I agree with Devon's reply, but I also wonder of you are looking for a gene burden test. That is, are there more rare variants in gene X (possibly damaging or not) in my cases compared to the number of rare variants in gene X in my controls (possibly damaging or not).
Take haemophilia A for example; a group of cases would have more rare variant in the Coagulation Factor VIII gene than controls would (it's a monogenic disease and almost all cases are explained by mutations in FVIII). It doesn't tell you which of the variants are pathogenic, but collectively, rare mutations in FVIII gene are more numerous in cases than controls.
Since you have a variant file (presumably vcf) of cases, and controls, you should have a look at plink/seq.
they have an awesome tutorial to work through some example data and you should to work towards the burden tests (under association tests)

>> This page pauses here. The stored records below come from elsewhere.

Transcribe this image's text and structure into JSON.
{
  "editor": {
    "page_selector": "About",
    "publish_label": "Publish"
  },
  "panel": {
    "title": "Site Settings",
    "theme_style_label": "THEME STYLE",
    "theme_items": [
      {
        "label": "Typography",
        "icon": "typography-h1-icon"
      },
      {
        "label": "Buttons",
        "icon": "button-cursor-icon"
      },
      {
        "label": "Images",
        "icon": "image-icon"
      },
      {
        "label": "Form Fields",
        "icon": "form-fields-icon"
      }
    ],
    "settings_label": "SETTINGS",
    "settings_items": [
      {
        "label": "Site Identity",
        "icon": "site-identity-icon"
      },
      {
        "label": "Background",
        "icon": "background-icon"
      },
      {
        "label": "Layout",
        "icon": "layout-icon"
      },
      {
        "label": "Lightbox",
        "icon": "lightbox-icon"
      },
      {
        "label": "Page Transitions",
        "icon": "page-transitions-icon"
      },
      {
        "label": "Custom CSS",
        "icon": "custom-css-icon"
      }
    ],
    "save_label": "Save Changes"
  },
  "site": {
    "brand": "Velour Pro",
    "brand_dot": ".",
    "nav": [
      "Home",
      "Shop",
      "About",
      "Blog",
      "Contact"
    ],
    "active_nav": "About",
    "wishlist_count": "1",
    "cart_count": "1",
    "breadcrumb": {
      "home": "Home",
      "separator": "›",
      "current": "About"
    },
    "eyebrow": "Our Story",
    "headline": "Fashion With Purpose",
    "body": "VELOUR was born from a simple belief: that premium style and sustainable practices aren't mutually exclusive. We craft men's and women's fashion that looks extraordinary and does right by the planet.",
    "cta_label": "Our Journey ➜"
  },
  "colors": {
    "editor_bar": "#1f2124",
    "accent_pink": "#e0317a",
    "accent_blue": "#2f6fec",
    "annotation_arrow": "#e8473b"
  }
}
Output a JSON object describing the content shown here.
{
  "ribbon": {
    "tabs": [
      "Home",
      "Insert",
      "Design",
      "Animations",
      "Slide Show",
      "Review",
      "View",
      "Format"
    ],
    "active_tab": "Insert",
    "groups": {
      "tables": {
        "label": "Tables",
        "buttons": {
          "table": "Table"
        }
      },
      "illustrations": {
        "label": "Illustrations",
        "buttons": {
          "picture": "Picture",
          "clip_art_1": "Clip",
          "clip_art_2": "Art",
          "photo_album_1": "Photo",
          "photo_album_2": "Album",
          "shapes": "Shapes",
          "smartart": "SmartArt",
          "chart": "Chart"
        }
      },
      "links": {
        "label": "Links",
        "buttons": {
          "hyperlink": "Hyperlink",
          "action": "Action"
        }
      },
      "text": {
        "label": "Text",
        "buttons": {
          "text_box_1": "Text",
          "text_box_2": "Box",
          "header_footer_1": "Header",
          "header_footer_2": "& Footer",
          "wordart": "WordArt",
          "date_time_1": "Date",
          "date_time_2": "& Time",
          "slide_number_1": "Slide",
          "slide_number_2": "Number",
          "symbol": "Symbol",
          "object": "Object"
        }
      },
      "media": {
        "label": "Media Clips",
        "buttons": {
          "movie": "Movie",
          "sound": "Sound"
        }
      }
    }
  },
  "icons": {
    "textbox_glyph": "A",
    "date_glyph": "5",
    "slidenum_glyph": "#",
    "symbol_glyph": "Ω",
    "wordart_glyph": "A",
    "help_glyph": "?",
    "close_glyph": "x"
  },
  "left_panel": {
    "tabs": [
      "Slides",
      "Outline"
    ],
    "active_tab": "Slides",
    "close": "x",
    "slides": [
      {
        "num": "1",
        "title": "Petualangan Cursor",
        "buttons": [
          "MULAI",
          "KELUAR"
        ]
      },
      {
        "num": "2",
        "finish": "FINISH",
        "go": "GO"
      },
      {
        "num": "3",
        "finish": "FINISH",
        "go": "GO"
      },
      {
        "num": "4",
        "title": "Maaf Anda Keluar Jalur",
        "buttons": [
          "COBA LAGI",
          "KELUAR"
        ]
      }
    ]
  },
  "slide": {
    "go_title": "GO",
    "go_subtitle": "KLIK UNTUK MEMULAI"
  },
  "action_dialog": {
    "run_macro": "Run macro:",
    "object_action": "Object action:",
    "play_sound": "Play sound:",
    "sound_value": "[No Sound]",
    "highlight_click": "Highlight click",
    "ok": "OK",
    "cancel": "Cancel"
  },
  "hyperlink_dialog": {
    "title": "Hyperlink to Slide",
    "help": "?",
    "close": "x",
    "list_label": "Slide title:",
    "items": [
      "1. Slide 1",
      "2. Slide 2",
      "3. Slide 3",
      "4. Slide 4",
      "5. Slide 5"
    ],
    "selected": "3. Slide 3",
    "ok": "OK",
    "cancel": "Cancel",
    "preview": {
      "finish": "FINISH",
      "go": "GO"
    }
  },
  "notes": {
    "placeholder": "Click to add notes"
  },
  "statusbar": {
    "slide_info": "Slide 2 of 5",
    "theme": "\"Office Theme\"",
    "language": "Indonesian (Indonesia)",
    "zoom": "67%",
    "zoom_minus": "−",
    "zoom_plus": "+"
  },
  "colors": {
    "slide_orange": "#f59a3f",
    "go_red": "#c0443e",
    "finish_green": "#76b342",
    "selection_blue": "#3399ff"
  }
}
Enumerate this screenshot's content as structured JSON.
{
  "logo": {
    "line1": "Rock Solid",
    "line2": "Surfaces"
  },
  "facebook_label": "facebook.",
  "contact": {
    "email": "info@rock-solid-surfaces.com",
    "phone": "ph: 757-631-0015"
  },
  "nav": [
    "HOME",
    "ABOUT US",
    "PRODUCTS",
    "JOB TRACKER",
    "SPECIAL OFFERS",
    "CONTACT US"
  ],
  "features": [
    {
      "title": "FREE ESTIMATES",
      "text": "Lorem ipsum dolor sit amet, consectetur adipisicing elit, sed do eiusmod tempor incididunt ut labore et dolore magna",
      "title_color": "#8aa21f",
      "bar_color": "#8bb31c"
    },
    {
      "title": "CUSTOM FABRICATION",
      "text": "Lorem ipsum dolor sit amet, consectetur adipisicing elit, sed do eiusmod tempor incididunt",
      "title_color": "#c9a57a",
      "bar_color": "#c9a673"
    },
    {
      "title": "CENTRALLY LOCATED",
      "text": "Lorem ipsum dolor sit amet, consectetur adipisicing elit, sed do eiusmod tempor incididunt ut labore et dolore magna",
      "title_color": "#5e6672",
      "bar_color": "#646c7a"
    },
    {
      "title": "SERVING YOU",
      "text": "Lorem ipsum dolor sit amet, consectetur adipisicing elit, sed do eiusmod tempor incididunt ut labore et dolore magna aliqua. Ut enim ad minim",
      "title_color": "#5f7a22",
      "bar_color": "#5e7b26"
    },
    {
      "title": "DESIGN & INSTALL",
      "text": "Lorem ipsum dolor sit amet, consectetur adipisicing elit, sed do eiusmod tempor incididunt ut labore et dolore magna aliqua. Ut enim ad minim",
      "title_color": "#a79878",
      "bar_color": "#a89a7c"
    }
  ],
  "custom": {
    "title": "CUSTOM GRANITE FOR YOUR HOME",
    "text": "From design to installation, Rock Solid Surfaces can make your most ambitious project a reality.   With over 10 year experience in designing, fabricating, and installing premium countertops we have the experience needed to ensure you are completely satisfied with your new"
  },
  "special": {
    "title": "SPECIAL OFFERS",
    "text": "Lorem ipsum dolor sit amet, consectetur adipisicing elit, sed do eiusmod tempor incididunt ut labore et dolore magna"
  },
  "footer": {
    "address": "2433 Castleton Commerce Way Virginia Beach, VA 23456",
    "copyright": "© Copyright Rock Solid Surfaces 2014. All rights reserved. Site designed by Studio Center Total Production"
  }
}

Having said that, and with a nod to Devon's caution, you need to be sure the cases and controls are ethnically matched, and that the variants been called within the same exome (exomic?) regions, and sequenced using the same method, and have sufficient power to detect a significant enrichment, and boldly go where no man has gone before...
Thanks Devon for the explanation and the suggestion. I also want to ask you one additional query. If a gene has 7 SNP both in case dataset and control dataset; but the number of individual is different; then how should I do the association study. I think I cant do it SNP by SNP.
Am sorry for asking such basic question; but I am very new to human genetics.
By "the number of individual is different", do you mean between cases and controls or by SNP even within the cases and controls? Having different numbers of cases and controls is extremely common and not an issue at all (usually you have a LOT more controls than cases, since controls are easy to come by). Depending on the exact nature of the disease and data, you can sometimes test things as a group, as we did here (see supplemental table S4). You could also test SNPs individually, but that often makes more sense when you're looking at complex diseases and I assume you're working on a more Mendelian disorder.
Hi Devon,
Thanks for sharing the paper. Yah I am working on Mendelian disorder and will try to follow your advice.